7. Less Analysis, More Action. Similar to slowly making your way into a cold swimming pool inch by inch versus jumping in cannon ball style, the act of just doing it and not over-thinking can actually work in your favor. Why? To begin with, you wouldn’t be considering it if it wasn’t something you were interested in. Secondly, when we start analyzing, we welcome self-doubt which erodes our self-confidence. Yes, I believe it is a good idea to always try to make the best decision, but once our toes are on the line (which means were quite curious in the first place), it’s time to just jump in. For example, it has been a dream of mine to attend New York Fashion Week. After two years of blogging, I finally have purchased the tickets, reserved the hotel room and am eagerly waiting for September to arrive. Do I know exactly how it will work when I get there? No. But I’m betting on myself that I will figure it out as I go, and whatever doesn’t work out, will be chalked up to a lesson learned when I return the next time.
8. Trust Yourself. With each year of life experience, as you pour over what you enjoy versus what makes you cringe, what makes your heart sing versus what tears at your heartstrings, you hone your instincts. You begin to realize what is worth taking a risk for – love, a particular career, justice, etc. And when you know what is important to you, you begin to realize that you must choose what you care most about over the fear that stands in the way.

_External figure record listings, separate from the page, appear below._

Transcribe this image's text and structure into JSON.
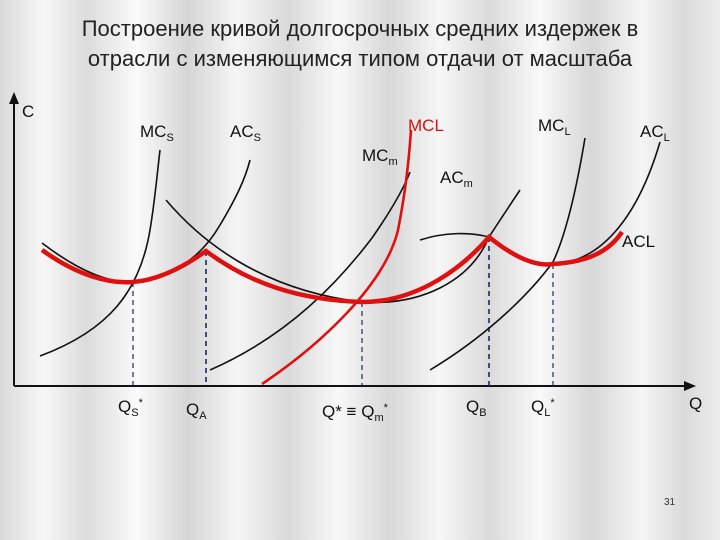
{
  "title": {
    "line1": "Построение кривой  долгосрочных средних издержек в",
    "line2": "отрасли с изменяющимся типом отдачи от масштаба"
  },
  "axes": {
    "y_label": "C",
    "x_label": "Q"
  },
  "curve_labels": {
    "mcs": {
      "base": "MC",
      "sub": "S"
    },
    "acs": {
      "base": "AC",
      "sub": "S"
    },
    "mcm": {
      "base": "MC",
      "sub": "m"
    },
    "acm": {
      "base": "AC",
      "sub": "m"
    },
    "mcl_red": {
      "base": "MCL",
      "sub": ""
    },
    "mcl": {
      "base": "MC",
      "sub": "L"
    },
    "acl": {
      "base": "AC",
      "sub": "L"
    },
    "acl_red": {
      "base": "ACL",
      "sub": ""
    }
  },
  "q_labels": {
    "qs": {
      "base": "Q",
      "sub": "S",
      "sup": "*"
    },
    "qa": {
      "base": "Q",
      "sub": "A"
    },
    "qm_a": "Q* ≡ Q",
    "qm_sub": "m",
    "qm_sup": "*",
    "qb": {
      "base": "Q",
      "sub": "B"
    },
    "ql": {
      "base": "Q",
      "sub": "L",
      "sup": "*"
    }
  },
  "slide_number": "31",
  "colors": {
    "black_curve": "#111111",
    "red_curve": "#e01010",
    "dash": "#1a2a6a"
  }
}
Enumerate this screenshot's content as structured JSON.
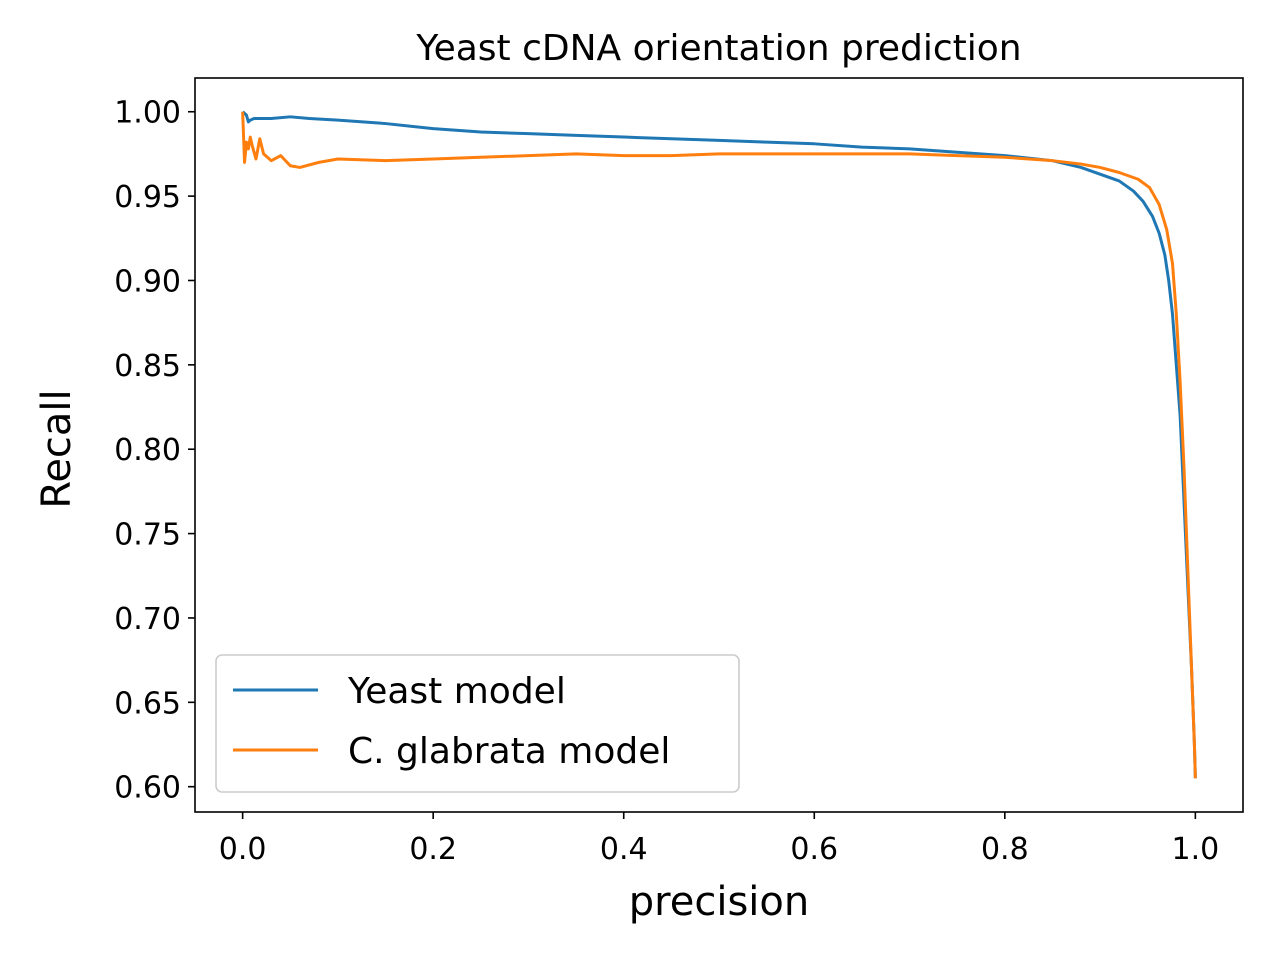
{
  "chart_data": {
    "type": "line",
    "title": "Yeast cDNA orientation prediction",
    "xlabel": "precision",
    "ylabel": "Recall",
    "xlim": [
      -0.05,
      1.05
    ],
    "ylim": [
      0.585,
      1.02
    ],
    "xticks": [
      0.0,
      0.2,
      0.4,
      0.6,
      0.8,
      1.0
    ],
    "xtick_labels": [
      "0.0",
      "0.2",
      "0.4",
      "0.6",
      "0.8",
      "1.0"
    ],
    "yticks": [
      0.6,
      0.65,
      0.7,
      0.75,
      0.8,
      0.85,
      0.9,
      0.95,
      1.0
    ],
    "ytick_labels": [
      "0.60",
      "0.65",
      "0.70",
      "0.75",
      "0.80",
      "0.85",
      "0.90",
      "0.95",
      "1.00"
    ],
    "grid": false,
    "legend_position": "lower-left",
    "series": [
      {
        "name": "Yeast model",
        "color": "#1f77b4",
        "x": [
          0.0,
          0.002,
          0.004,
          0.006,
          0.008,
          0.012,
          0.02,
          0.03,
          0.05,
          0.07,
          0.1,
          0.15,
          0.2,
          0.25,
          0.3,
          0.35,
          0.4,
          0.45,
          0.5,
          0.55,
          0.6,
          0.65,
          0.7,
          0.75,
          0.8,
          0.85,
          0.88,
          0.9,
          0.92,
          0.935,
          0.945,
          0.955,
          0.962,
          0.968,
          0.972,
          0.976,
          0.98,
          0.984,
          0.988,
          0.992,
          0.996,
          0.999,
          1.0
        ],
        "y": [
          1.0,
          0.999,
          0.998,
          0.994,
          0.995,
          0.996,
          0.996,
          0.996,
          0.997,
          0.996,
          0.995,
          0.993,
          0.99,
          0.988,
          0.987,
          0.986,
          0.985,
          0.984,
          0.983,
          0.982,
          0.981,
          0.979,
          0.978,
          0.976,
          0.974,
          0.971,
          0.967,
          0.963,
          0.959,
          0.953,
          0.947,
          0.938,
          0.928,
          0.915,
          0.9,
          0.88,
          0.85,
          0.82,
          0.77,
          0.72,
          0.67,
          0.625,
          0.605
        ]
      },
      {
        "name": "C. glabrata model",
        "color": "#ff7f0e",
        "x": [
          0.0,
          0.002,
          0.004,
          0.006,
          0.008,
          0.01,
          0.014,
          0.018,
          0.022,
          0.03,
          0.04,
          0.05,
          0.06,
          0.08,
          0.1,
          0.15,
          0.2,
          0.25,
          0.3,
          0.35,
          0.4,
          0.45,
          0.5,
          0.55,
          0.6,
          0.65,
          0.7,
          0.75,
          0.8,
          0.85,
          0.88,
          0.9,
          0.92,
          0.94,
          0.952,
          0.962,
          0.97,
          0.976,
          0.98,
          0.984,
          0.988,
          0.992,
          0.996,
          0.999,
          1.0
        ],
        "y": [
          1.0,
          0.97,
          0.982,
          0.978,
          0.985,
          0.98,
          0.972,
          0.984,
          0.975,
          0.971,
          0.974,
          0.968,
          0.967,
          0.97,
          0.972,
          0.971,
          0.972,
          0.973,
          0.974,
          0.975,
          0.974,
          0.974,
          0.975,
          0.975,
          0.975,
          0.975,
          0.975,
          0.974,
          0.973,
          0.971,
          0.969,
          0.967,
          0.964,
          0.96,
          0.955,
          0.945,
          0.93,
          0.91,
          0.88,
          0.84,
          0.79,
          0.73,
          0.67,
          0.625,
          0.605
        ]
      }
    ]
  }
}
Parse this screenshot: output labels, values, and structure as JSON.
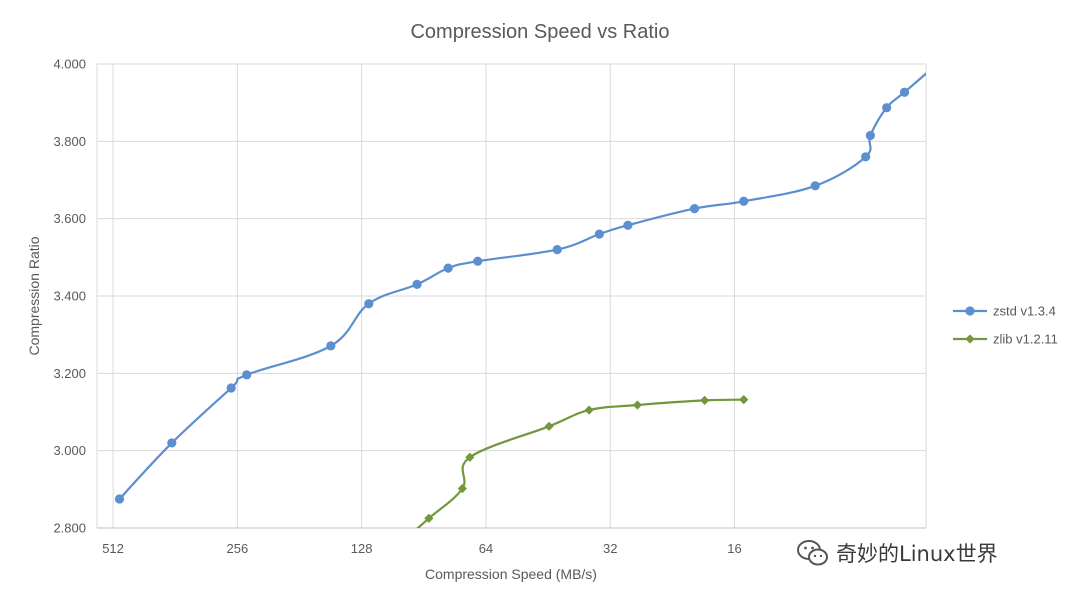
{
  "chart_data": {
    "type": "line",
    "title": "Compression Speed vs Ratio",
    "xlabel": "Compression Speed (MB/s)",
    "ylabel": "Compression Ratio",
    "x_scale": "log2-reversed",
    "xlim": [
      560,
      5.5
    ],
    "ylim": [
      2.8,
      4.0
    ],
    "x_ticks": [
      512,
      256,
      128,
      64,
      32,
      16
    ],
    "x_tick_labels": [
      "512",
      "256",
      "128",
      "64",
      "32",
      "16"
    ],
    "y_ticks": [
      2.8,
      3.0,
      3.2,
      3.4,
      3.6,
      3.8,
      4.0
    ],
    "y_tick_labels": [
      "2.800",
      "3.000",
      "3.200",
      "3.400",
      "3.600",
      "3.800",
      "4.000"
    ],
    "grid": true,
    "legend_position": "right",
    "series": [
      {
        "name": "zstd v1.3.4",
        "color": "#5b8fd0",
        "marker": "circle",
        "x": [
          494,
          369,
          265,
          243,
          152,
          123,
          94,
          79,
          67,
          43,
          34,
          29,
          20,
          15.2,
          10.2,
          7.7,
          7.5,
          6.85,
          6.2
        ],
        "y": [
          2.875,
          3.02,
          3.162,
          3.196,
          3.271,
          3.38,
          3.43,
          3.472,
          3.49,
          3.52,
          3.56,
          3.583,
          3.626,
          3.645,
          3.685,
          3.76,
          3.815,
          3.887,
          3.927
        ]
      },
      {
        "name": "zlib v1.2.11",
        "color": "#72973c",
        "marker": "diamond",
        "x": [
          88,
          73,
          70,
          45,
          36,
          27.5,
          18.9,
          15.2
        ],
        "y": [
          2.825,
          2.902,
          2.983,
          3.063,
          3.105,
          3.118,
          3.13,
          3.132
        ]
      }
    ]
  },
  "watermark": {
    "text": "奇妙的Linux世界"
  }
}
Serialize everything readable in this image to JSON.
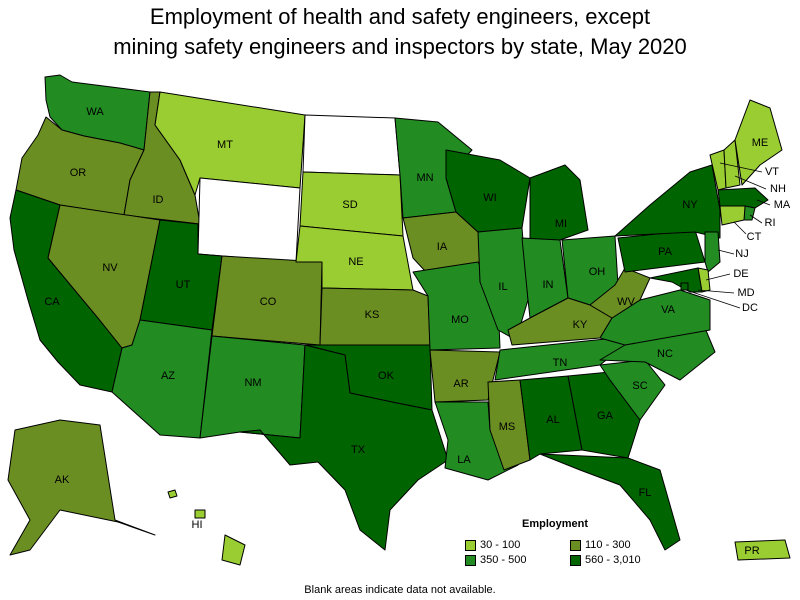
{
  "title_line1": "Employment of health and safety engineers, except",
  "title_line2": "mining safety engineers and inspectors by state, May 2020",
  "legend": {
    "title": "Employment",
    "items": [
      {
        "label": "30 - 100",
        "color": "#9acd32"
      },
      {
        "label": "110 - 300",
        "color": "#6b8e23"
      },
      {
        "label": "350 - 500",
        "color": "#228b22"
      },
      {
        "label": "560 - 3,010",
        "color": "#006400"
      }
    ]
  },
  "no_data_color": "#ffffff",
  "footnote": "Blank areas indicate data not available.",
  "states": [
    {
      "code": "WA",
      "class": "350 - 500"
    },
    {
      "code": "OR",
      "class": "110 - 300"
    },
    {
      "code": "CA",
      "class": "560 - 3,010"
    },
    {
      "code": "ID",
      "class": "110 - 300"
    },
    {
      "code": "NV",
      "class": "110 - 300"
    },
    {
      "code": "MT",
      "class": "30 - 100"
    },
    {
      "code": "WY",
      "class": "no data"
    },
    {
      "code": "UT",
      "class": "560 - 3,010"
    },
    {
      "code": "AZ",
      "class": "350 - 500"
    },
    {
      "code": "CO",
      "class": "110 - 300"
    },
    {
      "code": "NM",
      "class": "350 - 500"
    },
    {
      "code": "ND",
      "class": "no data"
    },
    {
      "code": "SD",
      "class": "30 - 100"
    },
    {
      "code": "NE",
      "class": "30 - 100"
    },
    {
      "code": "KS",
      "class": "110 - 300"
    },
    {
      "code": "OK",
      "class": "560 - 3,010"
    },
    {
      "code": "TX",
      "class": "560 - 3,010"
    },
    {
      "code": "MN",
      "class": "350 - 500"
    },
    {
      "code": "IA",
      "class": "110 - 300"
    },
    {
      "code": "MO",
      "class": "350 - 500"
    },
    {
      "code": "AR",
      "class": "110 - 300"
    },
    {
      "code": "LA",
      "class": "350 - 500"
    },
    {
      "code": "WI",
      "class": "560 - 3,010"
    },
    {
      "code": "IL",
      "class": "350 - 500"
    },
    {
      "code": "MI",
      "class": "560 - 3,010"
    },
    {
      "code": "IN",
      "class": "350 - 500"
    },
    {
      "code": "OH",
      "class": "350 - 500"
    },
    {
      "code": "KY",
      "class": "110 - 300"
    },
    {
      "code": "TN",
      "class": "350 - 500"
    },
    {
      "code": "MS",
      "class": "110 - 300"
    },
    {
      "code": "AL",
      "class": "560 - 3,010"
    },
    {
      "code": "GA",
      "class": "560 - 3,010"
    },
    {
      "code": "FL",
      "class": "560 - 3,010"
    },
    {
      "code": "SC",
      "class": "350 - 500"
    },
    {
      "code": "NC",
      "class": "350 - 500"
    },
    {
      "code": "VA",
      "class": "350 - 500"
    },
    {
      "code": "WV",
      "class": "110 - 300"
    },
    {
      "code": "PA",
      "class": "560 - 3,010"
    },
    {
      "code": "NY",
      "class": "560 - 3,010"
    },
    {
      "code": "VT",
      "class": "30 - 100"
    },
    {
      "code": "NH",
      "class": "30 - 100"
    },
    {
      "code": "ME",
      "class": "30 - 100"
    },
    {
      "code": "MA",
      "class": "560 - 3,010"
    },
    {
      "code": "RI",
      "class": "350 - 500"
    },
    {
      "code": "CT",
      "class": "30 - 100"
    },
    {
      "code": "NJ",
      "class": "350 - 500"
    },
    {
      "code": "DE",
      "class": "30 - 100"
    },
    {
      "code": "MD",
      "class": "560 - 3,010"
    },
    {
      "code": "DC",
      "class": "560 - 3,010"
    },
    {
      "code": "AK",
      "class": "110 - 300"
    },
    {
      "code": "HI",
      "class": "30 - 100"
    },
    {
      "code": "PR",
      "class": "30 - 100"
    }
  ]
}
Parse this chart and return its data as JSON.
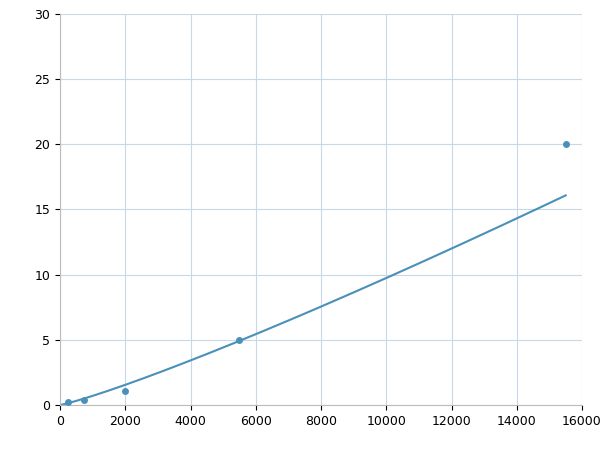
{
  "x_points": [
    250,
    750,
    2000,
    5500,
    15500
  ],
  "y_points": [
    0.2,
    0.4,
    1.1,
    5.0,
    20.0
  ],
  "line_color": "#4a90b8",
  "marker_color": "#4a90b8",
  "marker_size": 5,
  "line_width": 1.5,
  "xlim": [
    0,
    16000
  ],
  "ylim": [
    0,
    30
  ],
  "xticks": [
    0,
    2000,
    4000,
    6000,
    8000,
    10000,
    12000,
    14000,
    16000
  ],
  "yticks": [
    0,
    5,
    10,
    15,
    20,
    25,
    30
  ],
  "grid_color": "#c8d8e8",
  "background_color": "#ffffff",
  "spine_color": "#bbbbbb",
  "tick_fontsize": 9
}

As you begin to live more courageously in your life, know that your actions speak volumes. Without question, you are daring to say the life I wish to live is worth the effort. The life I know is possible won’t be easy initially to achieve, but I am willing to fight for it. You are saying, “A good life may be nice, but I know a great life is possible.” With each action of courage – standing up for what you value, speaking out for those who don’t have a voice, taking action when too many people are afraid to step in and help, you are not only creating a better life for yourself and those you love, but others you may not even know about.